The importance of keeping these programs intact is paramount. Areas with CRP and other similar programs create incredible spring and summer fawning cover, which is why fawn recruitment rates in and around CRP is much higher than on neighboring forest tracts. It’s much more difficult for predators to find fawns in the jungle-like mixture of native grasses.
“If we keep losing large chunks of CRP, we could see declines in certain wildlife populations like wild turkey and an even further decline in bobwhite quail populations,” says Chris. “These are both ground-nesting species that need certain habitat to thrive and do well. In terms of white-tailed deer, CRP established and managed properly provides many habitat essentials of deer, so they will not have to travel as far to meet all their habitat requirements. Traveling makes deer vulnerable to injury and potentially susceptible to diseases that can be spread further when an animal moves outside its normal home range.”
CRP also provides year-long bedding and security cover for all deer. Therefore, overall deer densities tend to be higher on CRP land than typical forest and field ground. Many of these programs even offer food sources in the form of high-protein greens during spring and summer and browse options during fall and winter. And again, deer love these areas due to the edge habitat they create. But where are these programs headed? Some are improving. Others are merely changing. And some are going away. What’s the result? Well, it results in a net loss of preserved acres. Why? Money.

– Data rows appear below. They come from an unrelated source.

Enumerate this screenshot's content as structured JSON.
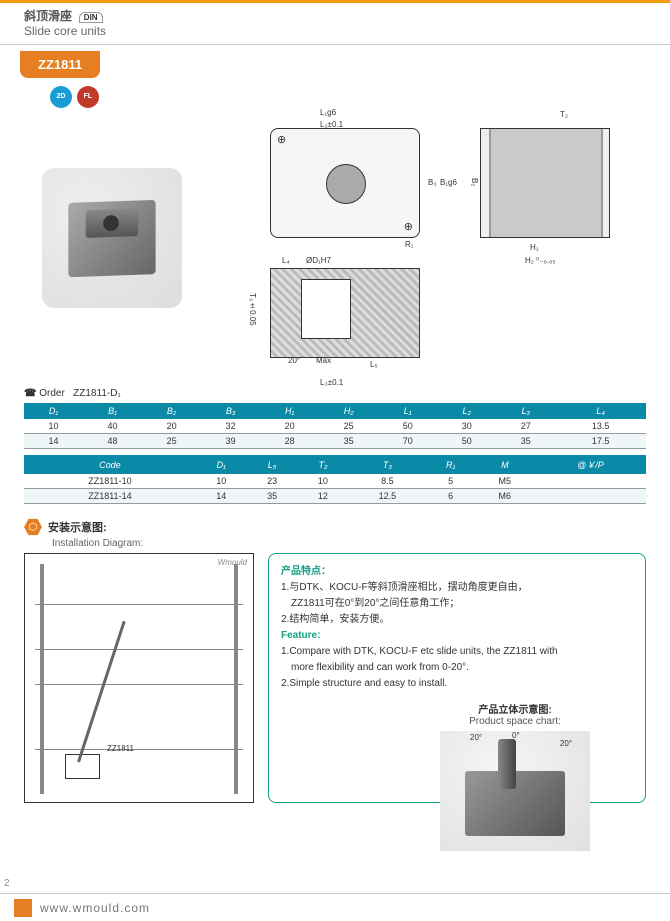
{
  "header": {
    "title_cn": "斜顶滑座",
    "title_en": "Slide core units",
    "din": "DIN"
  },
  "model": "ZZ1811",
  "badges": {
    "cad": "CAD 2D",
    "fl": "FL"
  },
  "dimensions": {
    "top": {
      "L1g6": "L₁g6",
      "L2": "L₂±0.1",
      "B1g6": "B₁g6",
      "B3": "B₃",
      "R1": "R₁"
    },
    "side": {
      "T2": "T₂",
      "B2": "B₂",
      "H1": "H₁",
      "H2": "H₂ ⁰₋₀.₀₅"
    },
    "section": {
      "L4": "L₄",
      "D1H7": "ØD₁H7",
      "T3": "T₃±0.05",
      "angle": "20°",
      "max": "Max",
      "L5": "L₅",
      "L3": "L₃±0.1"
    }
  },
  "order": {
    "icon": "☎",
    "label": "Order",
    "example": "ZZ1811-D₁"
  },
  "table1": {
    "columns": [
      "D₁",
      "B₁",
      "B₂",
      "B₃",
      "H₁",
      "H₂",
      "L₁",
      "L₂",
      "L₃",
      "L₄"
    ],
    "rows": [
      [
        "10",
        "40",
        "20",
        "32",
        "20",
        "25",
        "50",
        "30",
        "27",
        "13.5"
      ],
      [
        "14",
        "48",
        "25",
        "39",
        "28",
        "35",
        "70",
        "50",
        "35",
        "17.5"
      ]
    ]
  },
  "table2": {
    "columns": [
      "Code",
      "D₁",
      "L₅",
      "T₂",
      "T₃",
      "R₁",
      "M",
      "@￥/P"
    ],
    "rows": [
      [
        "ZZ1811-10",
        "10",
        "23",
        "10",
        "8.5",
        "5",
        "M5",
        ""
      ],
      [
        "ZZ1811-14",
        "14",
        "35",
        "12",
        "12.5",
        "6",
        "M6",
        ""
      ]
    ]
  },
  "install": {
    "title_cn": "安装示意图:",
    "title_en": "Installation Diagram:",
    "label": "ZZ1811",
    "wm": "Wmould"
  },
  "features": {
    "title_cn": "产品特点：",
    "lines_cn": [
      "1.与DTK、KOCU-F等斜顶滑座相比，摆动角度更自由，",
      "　ZZ1811可在0°到20°之间任意角工作；",
      "2.结构简单，安装方便。"
    ],
    "title_en": "Feature:",
    "lines_en": [
      "1.Compare with DTK, KOCU-F etc slide units, the ZZ1811 with",
      "　more flexibility and can work from 0-20°.",
      "2.Simple structure and easy to install."
    ]
  },
  "space": {
    "title_cn": "产品立体示意图:",
    "title_en": "Product space chart:",
    "a1": "20°",
    "a2": "0°",
    "a3": "20°"
  },
  "footer": {
    "url": "www.wmould.com"
  },
  "page": "2",
  "styling": {
    "brand_orange": "#e67e22",
    "table_header": "#0b8aa8",
    "feature_border": "#16a085",
    "bg": "#ffffff"
  }
}
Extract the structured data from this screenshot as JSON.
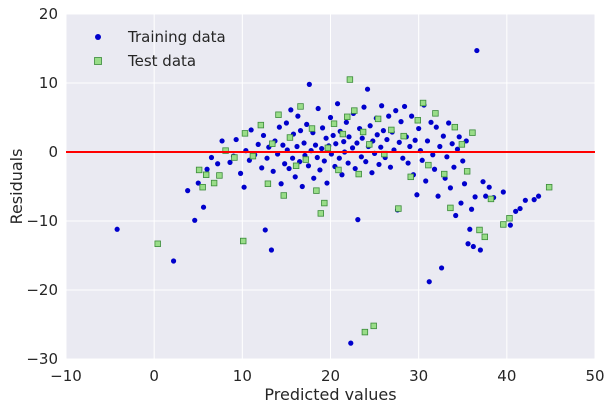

“Large portions of CRP and CREP programs are likely not being re-enrolled, because over the last several years the cost share and rental rates have seen a decline,” explains Chris. “And these programs must compete with what a landowner may earn off the farm if it is being row-cropped instead. “There is some good news on the horizon, though. I do see some of the existing acres being re-enrolled and new acres being added, because these cost share payments and rental rates are near or at an all-time high. As everything seems to be more expensive these days, the CRP program needed some changes to keep up with the quickly changing economic environment,” Chris reports.
All in all, CRP, CREP, and other conservation programs are very important for wildlife, and hunters must lead the way by sounding their voice. Talk to politicians. Raise awareness with landowners. Explain the massive benefits of conservation programs to landowners, land and wildlife. Whitetails depend on it.